Another thought: because it's 6k words, it might be worth splitting across a few posts and creating a sequence out of it. I don't see a way to do that in the editor, so it might require privileges? I'm also not sure if it would be appropriate for this or not.

edit: also (and this is getting quite far afield here) - I've been blogging for quite a while on rational-adjacent topics before I started posting here. I imagine a flood of cross-posts of previous work would be frowned upon, but also the line seems kind of blurry given that's exactly what this comment thread is already discussing.

comment by Raemon · 2020-05-24T19:56:56.875Z · score: 2 (1 votes) · LW(p) · GW(p)

There are tools to give old posts new frontpage life, which I'd be happy to use here (you can send me a PM about it when you're ready). But, if you want to go the sequence route instead:

We deliberately make it less obvious to new users how to create sequences (users with 1000+ karma see an obvious button in the user menu). If you go to /library page, you'll find a Create Sequence button.

So if you want to go the sequence route, I'd just create new posts from scratch, one a time, spaced out a couple days apart. (You'll get more engagement this way.
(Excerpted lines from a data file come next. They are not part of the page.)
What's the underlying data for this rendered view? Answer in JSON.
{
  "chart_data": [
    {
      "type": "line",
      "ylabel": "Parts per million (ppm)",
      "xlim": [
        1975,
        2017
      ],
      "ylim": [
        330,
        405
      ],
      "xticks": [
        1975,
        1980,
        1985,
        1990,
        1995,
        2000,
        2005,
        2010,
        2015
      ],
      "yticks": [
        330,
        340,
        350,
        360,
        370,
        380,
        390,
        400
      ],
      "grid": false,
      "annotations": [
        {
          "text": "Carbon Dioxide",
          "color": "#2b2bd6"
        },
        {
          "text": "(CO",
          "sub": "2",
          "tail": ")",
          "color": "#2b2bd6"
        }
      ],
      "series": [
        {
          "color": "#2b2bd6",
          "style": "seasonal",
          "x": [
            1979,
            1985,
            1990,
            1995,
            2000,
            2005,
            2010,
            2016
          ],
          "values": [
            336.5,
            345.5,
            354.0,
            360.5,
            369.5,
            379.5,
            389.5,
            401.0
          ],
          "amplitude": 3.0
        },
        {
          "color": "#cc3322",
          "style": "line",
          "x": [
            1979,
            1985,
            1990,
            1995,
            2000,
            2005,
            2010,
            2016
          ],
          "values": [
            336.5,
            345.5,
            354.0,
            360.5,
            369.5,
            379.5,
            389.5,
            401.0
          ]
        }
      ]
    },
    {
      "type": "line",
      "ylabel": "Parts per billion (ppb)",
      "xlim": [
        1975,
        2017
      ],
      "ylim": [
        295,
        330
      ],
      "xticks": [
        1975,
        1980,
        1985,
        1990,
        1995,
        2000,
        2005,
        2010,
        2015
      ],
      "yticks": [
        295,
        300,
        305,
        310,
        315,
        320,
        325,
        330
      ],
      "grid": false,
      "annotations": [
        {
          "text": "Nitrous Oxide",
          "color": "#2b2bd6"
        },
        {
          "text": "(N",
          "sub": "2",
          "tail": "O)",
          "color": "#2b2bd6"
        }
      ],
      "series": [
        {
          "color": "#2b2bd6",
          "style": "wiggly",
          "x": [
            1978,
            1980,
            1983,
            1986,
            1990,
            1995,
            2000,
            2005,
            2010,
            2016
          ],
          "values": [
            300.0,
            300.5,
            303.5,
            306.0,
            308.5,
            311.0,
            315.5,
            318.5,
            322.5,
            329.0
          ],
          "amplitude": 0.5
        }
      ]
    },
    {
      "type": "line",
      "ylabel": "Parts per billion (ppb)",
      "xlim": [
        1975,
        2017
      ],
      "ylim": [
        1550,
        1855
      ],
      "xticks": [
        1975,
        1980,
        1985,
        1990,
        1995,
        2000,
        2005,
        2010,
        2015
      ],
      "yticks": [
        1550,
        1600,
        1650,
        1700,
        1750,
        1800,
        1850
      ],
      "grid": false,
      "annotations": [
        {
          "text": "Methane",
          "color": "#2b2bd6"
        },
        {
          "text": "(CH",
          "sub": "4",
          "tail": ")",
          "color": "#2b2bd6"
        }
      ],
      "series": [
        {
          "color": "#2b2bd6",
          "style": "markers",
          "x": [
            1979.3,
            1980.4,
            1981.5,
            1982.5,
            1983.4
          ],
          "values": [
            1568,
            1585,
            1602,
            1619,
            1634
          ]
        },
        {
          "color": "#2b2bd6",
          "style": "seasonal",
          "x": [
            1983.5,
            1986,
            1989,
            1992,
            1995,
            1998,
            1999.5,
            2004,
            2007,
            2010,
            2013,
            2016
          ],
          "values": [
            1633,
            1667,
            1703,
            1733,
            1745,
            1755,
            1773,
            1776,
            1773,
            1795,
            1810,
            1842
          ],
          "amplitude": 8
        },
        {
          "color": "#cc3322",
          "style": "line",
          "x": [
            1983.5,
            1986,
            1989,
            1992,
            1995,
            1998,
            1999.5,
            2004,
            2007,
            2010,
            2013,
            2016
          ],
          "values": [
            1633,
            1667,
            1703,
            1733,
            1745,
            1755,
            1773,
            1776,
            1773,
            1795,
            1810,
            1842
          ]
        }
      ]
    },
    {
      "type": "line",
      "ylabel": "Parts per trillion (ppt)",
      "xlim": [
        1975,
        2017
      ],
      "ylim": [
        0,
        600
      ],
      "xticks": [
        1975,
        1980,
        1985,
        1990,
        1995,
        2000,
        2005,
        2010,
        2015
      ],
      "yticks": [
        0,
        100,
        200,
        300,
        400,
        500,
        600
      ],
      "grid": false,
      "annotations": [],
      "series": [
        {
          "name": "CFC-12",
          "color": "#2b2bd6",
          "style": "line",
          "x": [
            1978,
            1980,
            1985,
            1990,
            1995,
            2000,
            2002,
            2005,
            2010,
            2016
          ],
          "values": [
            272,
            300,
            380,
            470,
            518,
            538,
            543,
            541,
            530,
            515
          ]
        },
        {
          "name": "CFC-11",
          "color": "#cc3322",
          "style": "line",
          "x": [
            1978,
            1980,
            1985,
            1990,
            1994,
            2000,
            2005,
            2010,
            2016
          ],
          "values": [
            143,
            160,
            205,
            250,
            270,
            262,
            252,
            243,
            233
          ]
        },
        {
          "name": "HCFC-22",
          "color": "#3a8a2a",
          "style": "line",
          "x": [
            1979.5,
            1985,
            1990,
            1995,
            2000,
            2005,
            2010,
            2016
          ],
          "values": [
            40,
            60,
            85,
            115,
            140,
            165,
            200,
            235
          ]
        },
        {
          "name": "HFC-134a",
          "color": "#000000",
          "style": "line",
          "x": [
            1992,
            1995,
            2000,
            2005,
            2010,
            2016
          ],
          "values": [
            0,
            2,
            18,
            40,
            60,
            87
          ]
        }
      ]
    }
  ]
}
I cry a little inside when I see users write magnum opuses that they create nicely formatted sequences for... and then post all at once, which is overwhelming and people don't read)

Relatedly, I'd crosspost old content over at a rate of around 1-per-2-days, and check to see which sort of content gets engagement/upvotes/comments.
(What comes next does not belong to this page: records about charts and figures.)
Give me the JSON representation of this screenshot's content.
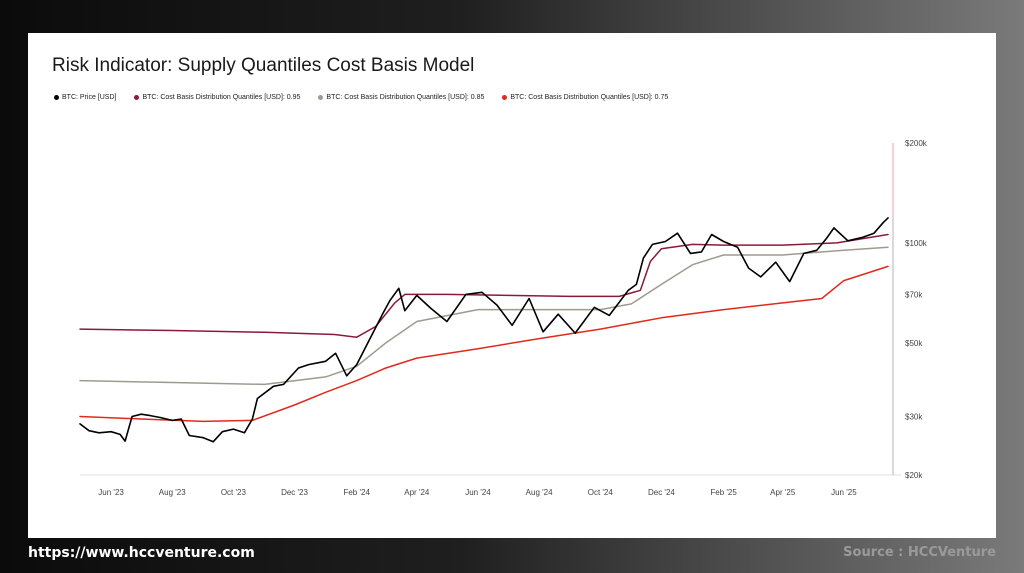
{
  "footer": {
    "url": "https://www.hccventure.com",
    "source": "Source : HCCVenture"
  },
  "chart_data": {
    "type": "line",
    "title": "Risk Indicator: Supply Quantiles Cost Basis Model",
    "y_scale": "log",
    "ylim": [
      20000,
      200000
    ],
    "y_ticks": [
      {
        "value": 200000,
        "label": "$200k"
      },
      {
        "value": 100000,
        "label": "$100k"
      },
      {
        "value": 70000,
        "label": "$70k"
      },
      {
        "value": 50000,
        "label": "$50k"
      },
      {
        "value": 30000,
        "label": "$30k"
      },
      {
        "value": 20000,
        "label": "$20k"
      }
    ],
    "xlim": [
      "2023-05-01",
      "2025-07-20"
    ],
    "x_ticks": [
      {
        "value": "2023-06-01",
        "label": "Jun '23"
      },
      {
        "value": "2023-08-01",
        "label": "Aug '23"
      },
      {
        "value": "2023-10-01",
        "label": "Oct '23"
      },
      {
        "value": "2023-12-01",
        "label": "Dec '23"
      },
      {
        "value": "2024-02-01",
        "label": "Feb '24"
      },
      {
        "value": "2024-04-01",
        "label": "Apr '24"
      },
      {
        "value": "2024-06-01",
        "label": "Jun '24"
      },
      {
        "value": "2024-08-01",
        "label": "Aug '24"
      },
      {
        "value": "2024-10-01",
        "label": "Oct '24"
      },
      {
        "value": "2024-12-01",
        "label": "Dec '24"
      },
      {
        "value": "2025-02-01",
        "label": "Feb '25"
      },
      {
        "value": "2025-04-01",
        "label": "Apr '25"
      },
      {
        "value": "2025-06-01",
        "label": "Jun '25"
      }
    ],
    "grid": false,
    "legend_position": "top-left",
    "series": [
      {
        "name": "BTC: Price [USD]",
        "color": "#000000",
        "points": [
          [
            "2023-05-01",
            28500
          ],
          [
            "2023-05-10",
            27200
          ],
          [
            "2023-05-20",
            26800
          ],
          [
            "2023-06-01",
            27000
          ],
          [
            "2023-06-10",
            26500
          ],
          [
            "2023-06-15",
            25300
          ],
          [
            "2023-06-22",
            30000
          ],
          [
            "2023-07-01",
            30500
          ],
          [
            "2023-07-10",
            30200
          ],
          [
            "2023-07-20",
            29800
          ],
          [
            "2023-08-01",
            29200
          ],
          [
            "2023-08-10",
            29500
          ],
          [
            "2023-08-18",
            26300
          ],
          [
            "2023-09-01",
            25900
          ],
          [
            "2023-09-11",
            25200
          ],
          [
            "2023-09-20",
            27000
          ],
          [
            "2023-10-01",
            27500
          ],
          [
            "2023-10-12",
            26800
          ],
          [
            "2023-10-20",
            29500
          ],
          [
            "2023-10-25",
            34000
          ],
          [
            "2023-11-10",
            37000
          ],
          [
            "2023-11-20",
            37500
          ],
          [
            "2023-12-05",
            42000
          ],
          [
            "2023-12-15",
            43000
          ],
          [
            "2024-01-01",
            44000
          ],
          [
            "2024-01-11",
            46500
          ],
          [
            "2024-01-22",
            39800
          ],
          [
            "2024-02-01",
            43000
          ],
          [
            "2024-02-15",
            52000
          ],
          [
            "2024-02-28",
            62000
          ],
          [
            "2024-03-05",
            67000
          ],
          [
            "2024-03-14",
            73000
          ],
          [
            "2024-03-20",
            62500
          ],
          [
            "2024-04-01",
            69500
          ],
          [
            "2024-04-15",
            63500
          ],
          [
            "2024-05-01",
            58000
          ],
          [
            "2024-05-20",
            70000
          ],
          [
            "2024-06-05",
            71000
          ],
          [
            "2024-06-20",
            65000
          ],
          [
            "2024-07-05",
            56500
          ],
          [
            "2024-07-22",
            68000
          ],
          [
            "2024-08-05",
            54000
          ],
          [
            "2024-08-20",
            61000
          ],
          [
            "2024-09-06",
            53500
          ],
          [
            "2024-09-25",
            64000
          ],
          [
            "2024-10-10",
            60500
          ],
          [
            "2024-10-29",
            72000
          ],
          [
            "2024-11-06",
            75000
          ],
          [
            "2024-11-13",
            90000
          ],
          [
            "2024-11-22",
            99000
          ],
          [
            "2024-12-05",
            101000
          ],
          [
            "2024-12-17",
            107000
          ],
          [
            "2024-12-30",
            93000
          ],
          [
            "2025-01-10",
            94000
          ],
          [
            "2025-01-20",
            106000
          ],
          [
            "2025-02-01",
            101000
          ],
          [
            "2025-02-15",
            97000
          ],
          [
            "2025-02-26",
            84000
          ],
          [
            "2025-03-10",
            79000
          ],
          [
            "2025-03-25",
            87500
          ],
          [
            "2025-04-08",
            76500
          ],
          [
            "2025-04-22",
            93000
          ],
          [
            "2025-05-05",
            95000
          ],
          [
            "2025-05-15",
            103500
          ],
          [
            "2025-05-22",
            111000
          ],
          [
            "2025-06-05",
            101500
          ],
          [
            "2025-06-20",
            104000
          ],
          [
            "2025-07-01",
            107000
          ],
          [
            "2025-07-10",
            115000
          ],
          [
            "2025-07-15",
            119000
          ]
        ]
      },
      {
        "name": "BTC: Cost Basis Distribution Quantiles [USD]: 0.95",
        "color": "#8b1a3a",
        "points": [
          [
            "2023-05-01",
            55000
          ],
          [
            "2023-08-01",
            54500
          ],
          [
            "2023-11-01",
            53800
          ],
          [
            "2024-01-10",
            53000
          ],
          [
            "2024-02-01",
            52000
          ],
          [
            "2024-02-20",
            56000
          ],
          [
            "2024-03-10",
            66000
          ],
          [
            "2024-03-20",
            70000
          ],
          [
            "2024-05-01",
            70000
          ],
          [
            "2024-07-01",
            69500
          ],
          [
            "2024-09-01",
            69000
          ],
          [
            "2024-10-20",
            69000
          ],
          [
            "2024-11-10",
            72000
          ],
          [
            "2024-11-20",
            88000
          ],
          [
            "2024-12-01",
            96000
          ],
          [
            "2025-01-01",
            99000
          ],
          [
            "2025-02-01",
            98500
          ],
          [
            "2025-04-01",
            98500
          ],
          [
            "2025-05-25",
            100000
          ],
          [
            "2025-07-15",
            106000
          ]
        ]
      },
      {
        "name": "BTC: Cost Basis Distribution Quantiles [USD]: 0.85",
        "color": "#9e9a8e",
        "points": [
          [
            "2023-05-01",
            38500
          ],
          [
            "2023-08-01",
            38000
          ],
          [
            "2023-11-01",
            37500
          ],
          [
            "2024-01-01",
            39500
          ],
          [
            "2024-02-01",
            42500
          ],
          [
            "2024-03-01",
            50000
          ],
          [
            "2024-04-01",
            58000
          ],
          [
            "2024-06-01",
            63000
          ],
          [
            "2024-08-01",
            63000
          ],
          [
            "2024-10-01",
            63000
          ],
          [
            "2024-11-01",
            65500
          ],
          [
            "2024-12-01",
            75000
          ],
          [
            "2025-01-01",
            86000
          ],
          [
            "2025-02-01",
            92000
          ],
          [
            "2025-04-01",
            92000
          ],
          [
            "2025-05-01",
            93500
          ],
          [
            "2025-06-01",
            95000
          ],
          [
            "2025-07-15",
            97000
          ]
        ]
      },
      {
        "name": "BTC: Cost Basis Distribution Quantiles [USD]: 0.75",
        "color": "#e0291f",
        "points": [
          [
            "2023-05-01",
            30000
          ],
          [
            "2023-07-01",
            29500
          ],
          [
            "2023-09-01",
            29000
          ],
          [
            "2023-10-20",
            29200
          ],
          [
            "2023-12-01",
            32500
          ],
          [
            "2024-01-01",
            35500
          ],
          [
            "2024-02-01",
            38500
          ],
          [
            "2024-03-01",
            42000
          ],
          [
            "2024-04-01",
            45000
          ],
          [
            "2024-06-01",
            48000
          ],
          [
            "2024-08-01",
            51500
          ],
          [
            "2024-10-01",
            55000
          ],
          [
            "2024-12-01",
            59500
          ],
          [
            "2025-02-01",
            63000
          ],
          [
            "2025-04-01",
            66000
          ],
          [
            "2025-05-10",
            68000
          ],
          [
            "2025-06-01",
            77000
          ],
          [
            "2025-07-15",
            85000
          ]
        ]
      }
    ]
  }
}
comment by eapache (evan-huus) · 2020-06-04T01:07:10.752Z · score: 1 (1 votes) · LW(p) · GW(p)

I've started the conversion into a sequence here [? · GW].

comment by Korz · 2020-05-24T18:50:16.367Z · score: 1 (1 votes) · LW(p) · GW(p)
That was the first thing I did when I created an account here.

Oops - I didn't notice the 'load more' option for the posts on your profile earlier, I upvoted your post now.

I have not yet written any posts myself and have only skimmed the detailed rules about karma some time ago, but I can easily imagine that the measures against spam can sometimes lead good posts from new accounts to be overlooked.

comment by romeostevensit · 2020-05-21T23:40:03.204Z · score: 4 (2 votes) · LW(p) · GW(p)

You spot it, you've got it.

comment by ESRogs · 2020-05-22T01:03:53.427Z · score: 4 (4 votes) · LW(p) · GW(p)

Romeo Stevens, the king of pith.

comment by romeostevensit · 2020-05-22T01:51:26.759Z · score: 4 (2 votes) · LW(p) · GW(p)

""""You spot it, you've got it" -Martha Beck" -Tony Robbins" -Romeo Stevens" -Michael Scott

comment by Raemon · 2020-05-22T08:46:16.770Z · score: 4 (2 votes) · LW(p) · GW(p)

Huh, so I'd never heard this saying before, and when I google it I mostly find people saying "well, you know how the saying goes, if you spot it, you got it!", and I keep being like "I get it but... but I didn't know how the saying goes!"